Bu seçimlerin kadınların hakları ve hayatı üzerine nasıl bir saldırı programı içerdiğini konuşurken seçimle ilgili yaklaşımları da yoklamak istedik. Birebir yapılan görüşmelerde “Bu iktidar artık değişse iyi olur” diyenlerin başkalarının yanında aynı rahatlıkta olmadığını, hatta yine AKP’ye oy vermekten söz ettiklerini gördük. Cumhur İttifakına oy vereceğini söyleyenler genelde “Kılıçdaroğlu beceremez yine yaparsa reis yapar, bu altılı daha kendi arasında anlaşamıyor” vb. mazeretler ortaya koydular.

“Bu kez AKP kazanamaz” diyenlere karşılık geçmişte daha ateşli tartışmalar ve sert karşı koyuşların yerini “Kıl payı da olsa kazanırız” biçiminde konuşmaların aldığı görülüyor. AKP döneminde işe giren işçi ve sözleşmelilerin en büyük kaygısı “Millet İttifakı kazanırsa işimizi kaybederiz” oluyor. Uzun süredir var olan kamplaşmanın da etkisiyle Cumhur ittifakından uzaklaşsa da “Kime oy vereceğim? Millet İttifakına da vermek istemiyorum” diyenler az değil.

Politika ile ilgilenmediğini ya da hayırlısını dilediğini söyleyen kadınların sohbet ilerledikçe önce yüz ifadeleri ve beden dili ile sonra sözle tartışmaya katıldıklarını gördük. İktidarı artık desteklemediklerini söylerken AKP’yi desteklemediği duyulursa işten çıkarılabileceklerini, memurlar kadar rahat konuşmadıklarını belirttiler.

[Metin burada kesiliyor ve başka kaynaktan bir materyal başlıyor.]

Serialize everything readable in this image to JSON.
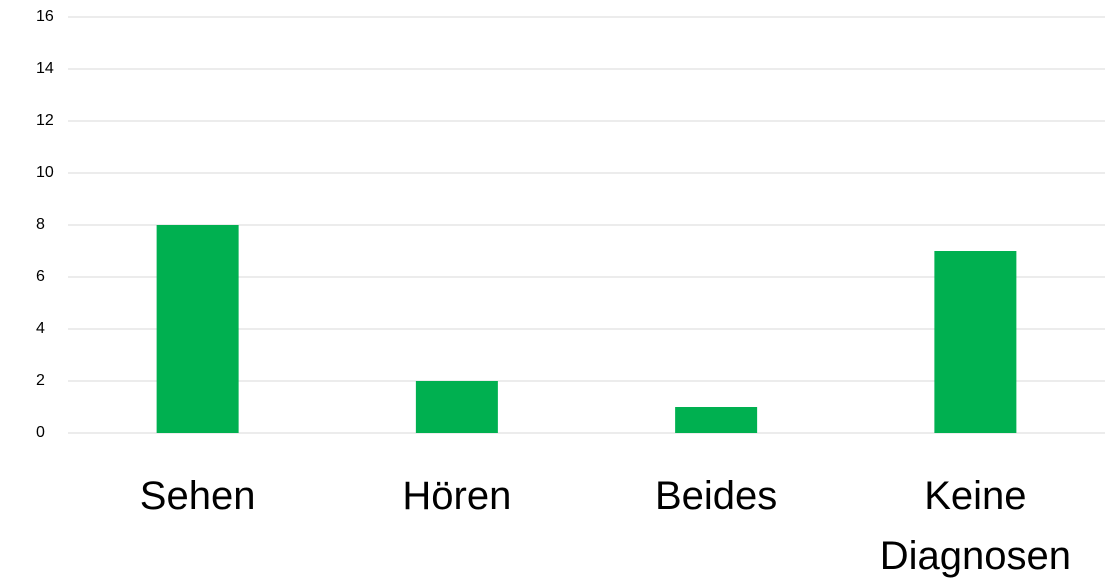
{
  "chart_data": {
    "type": "bar",
    "categories": [
      "Sehen",
      "Hören",
      "Beides",
      "Keine Diagnosen"
    ],
    "values": [
      8,
      2,
      1,
      7
    ],
    "color": "#00b050",
    "ylim": [
      0,
      16
    ],
    "yticks": [
      0,
      2,
      4,
      6,
      8,
      10,
      12,
      14,
      16
    ],
    "grid": true
  }
}
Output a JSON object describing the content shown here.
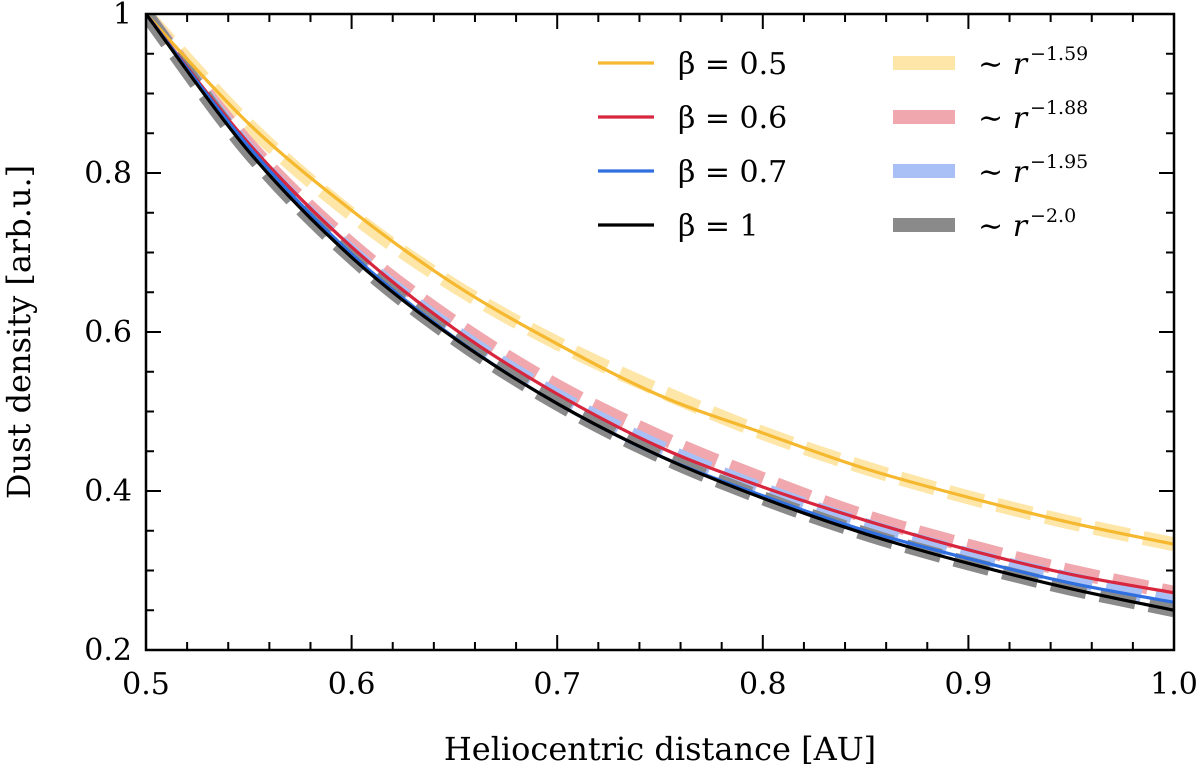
{
  "chart_data": {
    "type": "line",
    "title": "",
    "xlabel": "Heliocentric distance [AU]",
    "ylabel": "Dust density [arb.u.]",
    "xlim": [
      0.5,
      1.0
    ],
    "ylim": [
      0.2,
      1.0
    ],
    "xticks": [
      0.5,
      0.6,
      0.7,
      0.8,
      0.9,
      1.0
    ],
    "xtick_labels": [
      "0.5",
      "0.6",
      "0.7",
      "0.8",
      "0.9",
      "1.0"
    ],
    "yticks": [
      0.2,
      0.4,
      0.6,
      0.8,
      1.0
    ],
    "ytick_labels": [
      "0.2",
      "0.4",
      "0.6",
      "0.8",
      "1"
    ],
    "grid": false,
    "legend_position": "top-right",
    "x": [
      0.5,
      0.55,
      0.6,
      0.65,
      0.7,
      0.75,
      0.8,
      0.85,
      0.9,
      0.95,
      1.0
    ],
    "series": [
      {
        "name": "β = 0.5",
        "style": "solid",
        "color": "#f5b82e",
        "values": [
          1.0,
          0.862,
          0.753,
          0.66,
          0.585,
          0.52,
          0.473,
          0.428,
          0.392,
          0.36,
          0.333
        ]
      },
      {
        "name": "β = 0.6",
        "style": "solid",
        "color": "#d7263d",
        "values": [
          1.0,
          0.837,
          0.707,
          0.604,
          0.522,
          0.455,
          0.405,
          0.363,
          0.326,
          0.295,
          0.272
        ]
      },
      {
        "name": "β = 0.7",
        "style": "solid",
        "color": "#2f6fe0",
        "values": [
          1.0,
          0.833,
          0.698,
          0.593,
          0.51,
          0.444,
          0.394,
          0.35,
          0.315,
          0.284,
          0.26
        ]
      },
      {
        "name": "β = 1",
        "style": "solid",
        "color": "#000000",
        "values": [
          1.0,
          0.827,
          0.694,
          0.592,
          0.51,
          0.444,
          0.391,
          0.346,
          0.309,
          0.277,
          0.25
        ]
      },
      {
        "name": "~ r^-1.59",
        "label_base": "∼ ",
        "label_var": "r",
        "label_exp": "−1.59",
        "style": "dashed-wide",
        "color": "#fde6a8",
        "values": [
          1.0,
          0.86,
          0.748,
          0.658,
          0.586,
          0.526,
          0.473,
          0.429,
          0.392,
          0.36,
          0.333
        ]
      },
      {
        "name": "~ r^-1.88",
        "label_base": "∼ ",
        "label_var": "r",
        "label_exp": "−1.88",
        "style": "dashed-wide",
        "color": "#f0a8ae",
        "values": [
          1.0,
          0.836,
          0.71,
          0.612,
          0.532,
          0.468,
          0.415,
          0.368,
          0.331,
          0.299,
          0.272
        ]
      },
      {
        "name": "~ r^-1.95",
        "label_base": "∼ ",
        "label_var": "r",
        "label_exp": "−1.95",
        "style": "dashed-wide",
        "color": "#a8c0f5",
        "values": [
          1.0,
          0.829,
          0.701,
          0.601,
          0.52,
          0.455,
          0.402,
          0.357,
          0.32,
          0.289,
          0.26
        ]
      },
      {
        "name": "~ r^-2.0",
        "label_base": "∼ ",
        "label_var": "r",
        "label_exp": "−2.0",
        "style": "dashed-wide",
        "color": "#8a8a8a",
        "values": [
          1.0,
          0.826,
          0.694,
          0.592,
          0.51,
          0.444,
          0.391,
          0.346,
          0.309,
          0.277,
          0.25
        ]
      }
    ]
  }
}
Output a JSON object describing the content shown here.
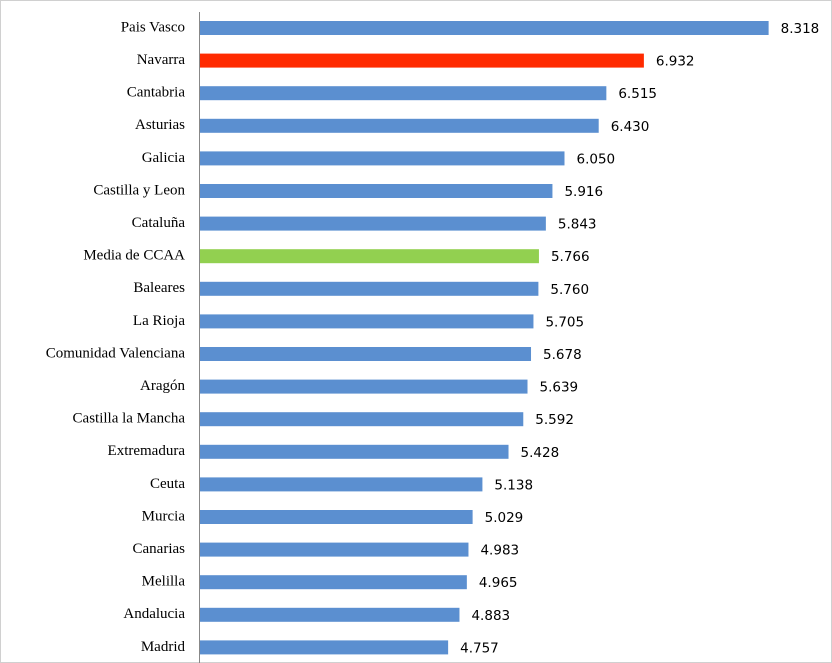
{
  "chart_data": {
    "type": "bar",
    "orientation": "horizontal",
    "categories": [
      "Pais Vasco",
      "Navarra",
      "Cantabria",
      "Asturias",
      "Galicia",
      "Castilla y Leon",
      "Cataluña",
      "Media de CCAA",
      "Baleares",
      "La Rioja",
      "Comunidad Valenciana",
      "Aragón",
      "Castilla la Mancha",
      "Extremadura",
      "Ceuta",
      "Murcia",
      "Canarias",
      "Melilla",
      "Andalucia",
      "Madrid"
    ],
    "values": [
      8.318,
      6.932,
      6.515,
      6.43,
      6.05,
      5.916,
      5.843,
      5.766,
      5.76,
      5.705,
      5.678,
      5.639,
      5.592,
      5.428,
      5.138,
      5.029,
      4.983,
      4.965,
      4.883,
      4.757
    ],
    "value_labels": [
      "8.318",
      "6.932",
      "6.515",
      "6.430",
      "6.050",
      "5.916",
      "5.843",
      "5.766",
      "5.760",
      "5.705",
      "5.678",
      "5.639",
      "5.592",
      "5.428",
      "5.138",
      "5.029",
      "4.983",
      "4.965",
      "4.883",
      "4.757"
    ],
    "colors": [
      "#5b8fd0",
      "#ff2a00",
      "#5b8fd0",
      "#5b8fd0",
      "#5b8fd0",
      "#5b8fd0",
      "#5b8fd0",
      "#92d050",
      "#5b8fd0",
      "#5b8fd0",
      "#5b8fd0",
      "#5b8fd0",
      "#5b8fd0",
      "#5b8fd0",
      "#5b8fd0",
      "#5b8fd0",
      "#5b8fd0",
      "#5b8fd0",
      "#5b8fd0",
      "#5b8fd0"
    ],
    "xlim": [
      2,
      9
    ]
  }
}
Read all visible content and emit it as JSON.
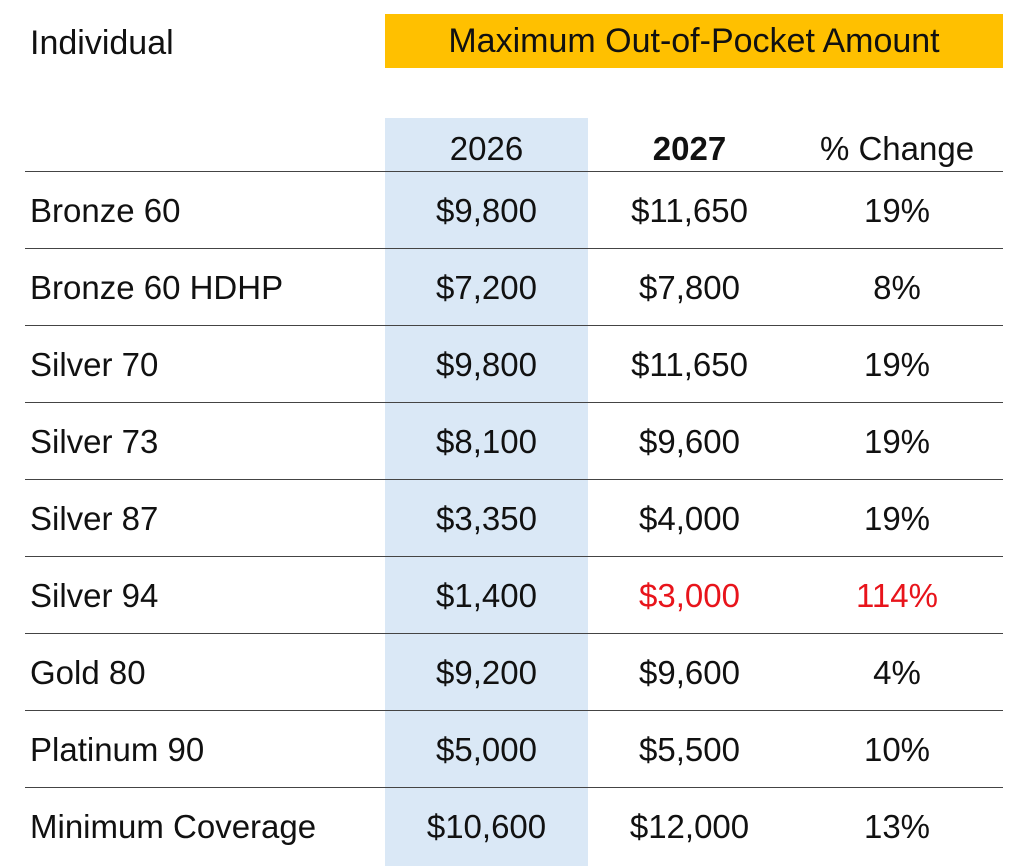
{
  "chart_data": {
    "type": "table",
    "section_label": "Individual",
    "title": "Maximum Out-of-Pocket Amount",
    "columns": [
      "",
      "2026",
      "2027",
      "% Change"
    ],
    "rows": [
      {
        "plan": "Bronze 60",
        "y2026": "$9,800",
        "y2027": "$11,650",
        "change": "19%",
        "highlight": false
      },
      {
        "plan": "Bronze 60 HDHP",
        "y2026": "$7,200",
        "y2027": "$7,800",
        "change": "8%",
        "highlight": false
      },
      {
        "plan": "Silver 70",
        "y2026": "$9,800",
        "y2027": "$11,650",
        "change": "19%",
        "highlight": false
      },
      {
        "plan": "Silver 73",
        "y2026": "$8,100",
        "y2027": "$9,600",
        "change": "19%",
        "highlight": false
      },
      {
        "plan": "Silver 87",
        "y2026": "$3,350",
        "y2027": "$4,000",
        "change": "19%",
        "highlight": false
      },
      {
        "plan": "Silver 94",
        "y2026": "$1,400",
        "y2027": "$3,000",
        "change": "114%",
        "highlight": true
      },
      {
        "plan": "Gold 80",
        "y2026": "$9,200",
        "y2027": "$9,600",
        "change": "4%",
        "highlight": false
      },
      {
        "plan": "Platinum 90",
        "y2026": "$5,000",
        "y2027": "$5,500",
        "change": "10%",
        "highlight": false
      },
      {
        "plan": "Minimum Coverage",
        "y2026": "$10,600",
        "y2027": "$12,000",
        "change": "13%",
        "highlight": false
      }
    ]
  },
  "colors": {
    "banner": "#FFC000",
    "column_2026_shade": "#DAE8F6",
    "highlight_text": "#E8141B",
    "rule": "#444444"
  }
}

DEPREM, YOKSULLUK, İŞSİZLİK GÜNDEMİ

3 bin emekçinin çalıştığı işyerimiz aynı zamanda bir seçim çevresine dönüşüyor. “Bu seçimde bir değişim olacaksa aramızda konuşup arkadaşlarımızı ikna etmeliyiz” diyen kadın emekçilerin dili erkek arkadaşların aksine daha yapıcı ve birleştirici. İşyerinde yaşanan hak gaspları, ayrımcılık, çalışma barışının olmayışı, bir kez daha depremle ortaya çıkan insan hayatının değersizliği, ama en çok da yoksulluk, çocuklarının ve yakınlarının artan işsizliği seçim tartışmaları sırasında hep gündemde. Millet ittifakının kazanmasını isteyenler ise özellikle HÜDA-PAR’ın Cumhur İttifakına katılmasından sonra artan endişelerini, tek adam yönetiminin bu sefer kim bilir hangi kötü planları hazırlamış olabileceğini, kazanılsa da açık bir fark olmadan seçimin korunamayabileceğini ifade ediyorlar.

Varsayımlardan biri de parlamento ve Cumhurbaşkanlığı düzeyinde iki ayrı tablonun çıkacağı, bu nedenle ülkenin kaosa ve yeni seçimlere gebe olabileceği biçiminde. Bir başka varsayıma göre ise seçim ikinci tura kalırsa bunun Cumhur İttifakına yarayacağı ilk turda iktidarın kaybetmesi gerektiği biçiminde.

BİRLEŞME VE MÜCADELE DE KONUŞULUYOR

Emek ve Özgürlük İttifakının, Cumhurbaşkanı adayı çıkarmaması ama bir seçim değişimi ile sorunlarımızın çözülemeyeceğinden hareketle birleşme ve mücadele çağırısı da konuşulanlar arasında. Tek adam yönetiminden kurtulmak için Emek ve Özgürlük İttifakının cumhurbaşkanı adayı çıkarmıyor oluşu olumlu karşılanıyor. Yanı sıra konuştuğumuz kadınların nerdeyse tamamı istedikleri hangi iktidar kazanırsa kazansın hayatımız ve haklarımız için kıldan bir köprüden geçmeye zorlandığımızın farkındalar.